Drawing on interviews with the Canadian novelist himself and an unprecedented access to his notebooks and family papers, a detailed biography traces the evolution of Davies's work and the relationship between his life and his fiction.
I looked forward to this biography, since I greatly admire Robertson Davies' novels, but the book turned out to be a mixed bag. Its strengths are 1) a thorough description of the influence of Jungian psychology on Davies' life and fiction, 2) a careful analysis of the manner in which elements of Davies' own life are incorporated into his novels, 3) an interesting depiction of Davies' parents and their profound influence on him, and 4) the importance of myth to Davies, who sees classical mythic patterns recurring subtly in everyday modern life. The huge gap is the book's failure to portray in any meaningful way Davies' relationships with anyone other than his parents. After a section on their courtship, Davies' wife pretty much vanishes from the biography; we have no sense of the details of their marriage (beyond the fact that it seems to be happy). Davies' three children simply don't exist as characters. The biographer gives no sense of their personalities, the incidents of their growing up, and their relationship with their parents (the last is a surprising omission, since Grant repeatedly emphases the importance in Davies' fiction of characters coming to terms with their family history and protagonists who need to grown beyond their limitations set by their parents). Grant mentions that Davies has friends, but we learn next to nothing about them (and even less about Davies' enemies, beyond a sketchy picture of his brother Fred and a couple of pages about a mean-spirited academic in Massey College). In fact the book contains comparatively little about what might be thought of as Davies' personal life; it tends to concentrate on his professional roles - newspaper editor, author, and master of Massey College - - and mention his private life largely in terms of his passion for music, art, and the past. Grant's literary analysis is hit or miss. Some genuine insights tend to be lost in pages of plot summary. All in all, I couldn't help wishing that Davies rather than Grant had written this book. It would have been much more entertaining.

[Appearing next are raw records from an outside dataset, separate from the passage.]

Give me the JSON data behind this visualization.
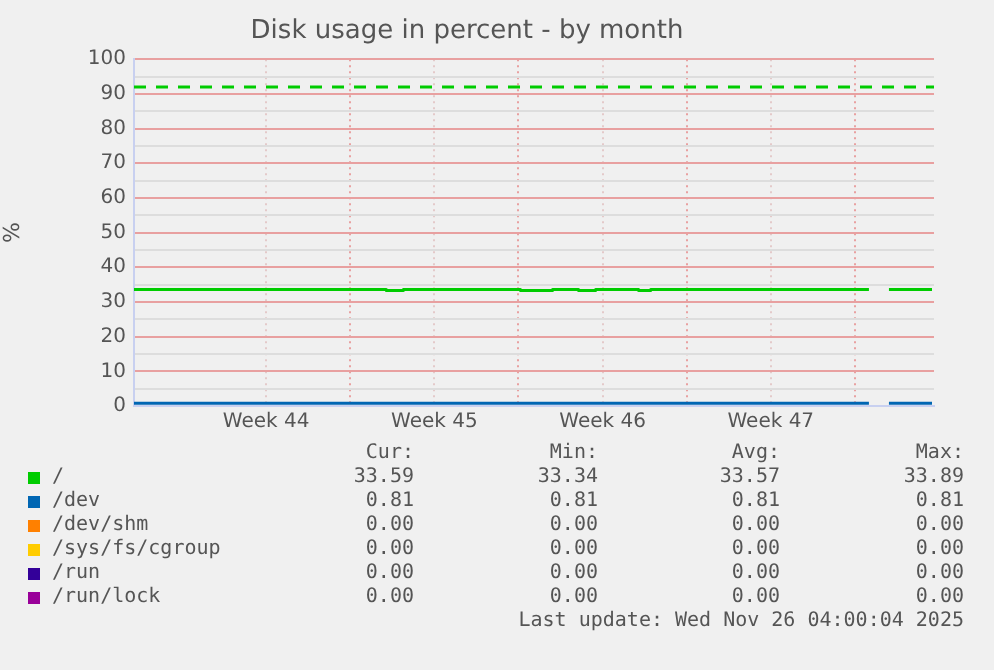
{
  "chart_data": {
    "type": "line",
    "title": "Disk usage in percent - by month",
    "ylabel": "%",
    "xlim": [
      "2025-10-25T00:00",
      "2025-11-27T07:00"
    ],
    "xticks": [
      {
        "value": "2025-10-30T12:00",
        "label": "Week 44"
      },
      {
        "value": "2025-11-03T00:00",
        "label": null
      },
      {
        "value": "2025-11-06T12:00",
        "label": "Week 45"
      },
      {
        "value": "2025-11-10T00:00",
        "label": null
      },
      {
        "value": "2025-11-13T12:00",
        "label": "Week 46"
      },
      {
        "value": "2025-11-17T00:00",
        "label": null
      },
      {
        "value": "2025-11-20T12:00",
        "label": "Week 47"
      },
      {
        "value": "2025-11-24T00:00",
        "label": null
      }
    ],
    "ylim": [
      0,
      100
    ],
    "yticks": [
      0,
      {
        "value": 5,
        "label": null
      },
      10,
      {
        "value": 15,
        "label": null
      },
      20,
      {
        "value": 25,
        "label": null
      },
      30,
      {
        "value": 35,
        "label": null
      },
      40,
      {
        "value": 45,
        "label": null
      },
      50,
      {
        "value": 55,
        "label": null
      },
      60,
      {
        "value": 65,
        "label": null
      },
      70,
      {
        "value": 75,
        "label": null
      },
      80,
      {
        "value": 85,
        "label": null
      },
      90,
      {
        "value": 95,
        "label": null
      },
      100
    ],
    "grid": true,
    "legend": "bottom",
    "marker": "none",
    "line_style": "solid",
    "ref_lines": [
      {
        "axis": "y",
        "value": 92,
        "color": "#00cc00",
        "line_style": "dashed"
      }
    ],
    "series": [
      {
        "name": "/",
        "color": "#00cc00",
        "x": [
          "2025-10-25T00:00",
          "2025-11-04T12:00",
          "2025-11-04T12:00",
          "2025-11-05T05:00",
          "2025-11-05T05:00",
          "2025-11-10T02:00",
          "2025-11-10T02:00",
          "2025-11-11T10:00",
          "2025-11-11T10:00",
          "2025-11-12T12:00",
          "2025-11-12T12:00",
          "2025-11-13T05:00",
          "2025-11-13T05:00",
          "2025-11-15T00:00",
          "2025-11-15T00:00",
          "2025-11-15T12:00",
          "2025-11-15T12:00",
          "2025-11-24T14:00",
          "2025-11-25T00:00",
          "2025-11-25T10:00",
          "2025-11-27T05:00"
        ],
        "values": [
          33.6,
          33.6,
          33.3,
          33.3,
          33.6,
          33.6,
          33.3,
          33.3,
          33.6,
          33.6,
          33.3,
          33.3,
          33.6,
          33.6,
          33.3,
          33.3,
          33.6,
          33.6,
          null,
          33.6,
          33.6
        ]
      },
      {
        "name": "/dev",
        "color": "#0066b3",
        "x": [
          "2025-10-25T00:00",
          "2025-11-24T14:00",
          "2025-11-25T00:00",
          "2025-11-25T10:00",
          "2025-11-27T05:00"
        ],
        "values": [
          0.81,
          0.81,
          null,
          0.81,
          0.81
        ]
      },
      {
        "name": "/dev/shm",
        "color": "#ff8000"
      },
      {
        "name": "/sys/fs/cgroup",
        "color": "#ffcc00"
      },
      {
        "name": "/run",
        "color": "#330099"
      },
      {
        "name": "/run/lock",
        "color": "#990099"
      }
    ],
    "annotations": [
      "Cur:",
      "Min:",
      "Avg:",
      "Max:",
      "33.59",
      "33.34",
      "33.57",
      "33.89",
      "0.81",
      "0.81",
      "0.81",
      "0.81",
      "0.00",
      "0.00",
      "0.00",
      "0.00",
      "0.00",
      "0.00",
      "0.00",
      "0.00",
      "0.00",
      "0.00",
      "0.00",
      "0.00",
      "0.00",
      "0.00",
      "0.00",
      "0.00",
      "Last update: Wed Nov 26 04:00:04 2025"
    ]
  }
}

Robertson Davies, one of the premier writers in Canadian literature, decided well when he cooperated with Judith Skelton Grant's project to write his biography.Davies gave Grant access to his working notebooks where we can see that his vivid imagination produced ideas, sketches, and outlines years before his novels were written. In the late 1950s, for example, he kept visualizing a snowball with a stone hidden inside thrown outside his boyhood home in Thamesville and a decade later as Davies began to write Fifth Business this was the originating event that made the Depford Triology a milestone in Canadian letters.Grant chronicles the early successful career of Davies as an actor, editor , playwright and director and shows how his life experiences informs and are often reproduced in his novels. But as Grant makes clear as Davies approached middle age he had a tremendous burst of creativity leading to six award winning novels( Davies was even in the running for the Nobel Prize in literature) that turned an interesting career into great one. Davies became interested in Jungian psychology in the 1950s and these techniques helped him to adapt to middle age , expand his self-awareness and write novels that were as wise and erudite as his earlier novels and plays had been comedic. This is a superb biigraphy of a Canadian literary giant.
the description of this book uses the word EXTENSIVE. that's an understatement. I guess we should know when a book about someone's life is four inches thick that it's padded with trivia. I gave up on this one about a third way through. The author appears to have dumped every piece of research she came across into the book without asking 'does the reader really need to know this?' For example; an entire page of the name of every kid who played a part in an elementary school play, long lists of contacts that had little to do with his life etc.etc. His life was ostentatious and he was a fascinating character but this book is full of trivia. I will however read some of his own writing and I expect it to be comical and verbose.
got about 1/4 of the way through and had to return it to the library! this book is enormous! waiting for my ebay copy to arrive in the mail so i can continue on.